Ma, ancora, i fazzoletti sporchi di sangue e, magari, probabilmente anche di saliva che sono stati dissequestrati e successivamente distrutti. Ma come è possibile che ancora in fase di indagini preliminari uno dei reperti più importanti venga fatto distruggere in questo modo ? A noi sembra comunque che ci siano dei rilievi che ci fanno continuare ad avere dei grossi dubbi sulle modalità con cui queste indagini sono state condotte, ma, semplicemente, per dire che, anche da parte del Ministero, sarebbe interessante avere e fare degli approfondimenti in più, non semplicemente prendere atto di quello che è stato detto dalla procura di Siena, senza valutare correttamente anche quello che c’è stato con la nuova richiesta di riapertura delle indagini che poi, appunto, sono state disposte, e con la nuova richiesta di archiviazione, che, in realtà, ripercorre la prima richiesta di archiviazione, che, in realtà, doveva essere completamente, se vogliamo, non considerata, proprio perché, altrimenti, non vi sarebbe stata una nuova riapertura delle indagini, se le prime indagini fossero state disposte correttamente.

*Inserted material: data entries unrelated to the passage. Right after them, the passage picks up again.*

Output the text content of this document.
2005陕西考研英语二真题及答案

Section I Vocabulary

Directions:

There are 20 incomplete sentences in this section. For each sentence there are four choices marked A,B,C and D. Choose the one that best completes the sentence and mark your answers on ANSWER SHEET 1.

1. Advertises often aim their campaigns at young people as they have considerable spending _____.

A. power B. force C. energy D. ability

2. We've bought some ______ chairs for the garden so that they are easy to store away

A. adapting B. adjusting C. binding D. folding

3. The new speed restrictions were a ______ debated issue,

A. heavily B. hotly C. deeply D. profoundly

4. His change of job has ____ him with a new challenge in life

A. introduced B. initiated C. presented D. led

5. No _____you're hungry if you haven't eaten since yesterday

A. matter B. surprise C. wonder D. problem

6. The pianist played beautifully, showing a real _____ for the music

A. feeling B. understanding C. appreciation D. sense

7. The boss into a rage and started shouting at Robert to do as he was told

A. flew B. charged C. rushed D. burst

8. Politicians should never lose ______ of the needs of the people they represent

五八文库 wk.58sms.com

Allora, ci sono anche degli accertamenti che, se non vengono fatti, e probabilmente non sono stati fatti correttamente, immediatamente dopo la morte David Rossi, nel marzo del 2013, purtroppo, poi, tanti e tanti aspetti non possono più essere accertati correttamente oggi, perché sono passati ormai quattro anni. Quindi, già per il fatto che un reperto così importante come questi fazzoletti sia stato distrutto in fase di indagine, oltre ai video e, come le abbiamo detto prima, la descrizione di quelle le telefonate, perché non si capisce come mai ci siano delle telefonate anche successive alla morte di David Rossi, le celle e tutto quello che le ha descritto prima anche il collega Pesco, ci fanno ritenere che, probabilmente, anche da parte del Ministero potevano esserci e potrebbero esserci degli accertamenti in più da poter fare.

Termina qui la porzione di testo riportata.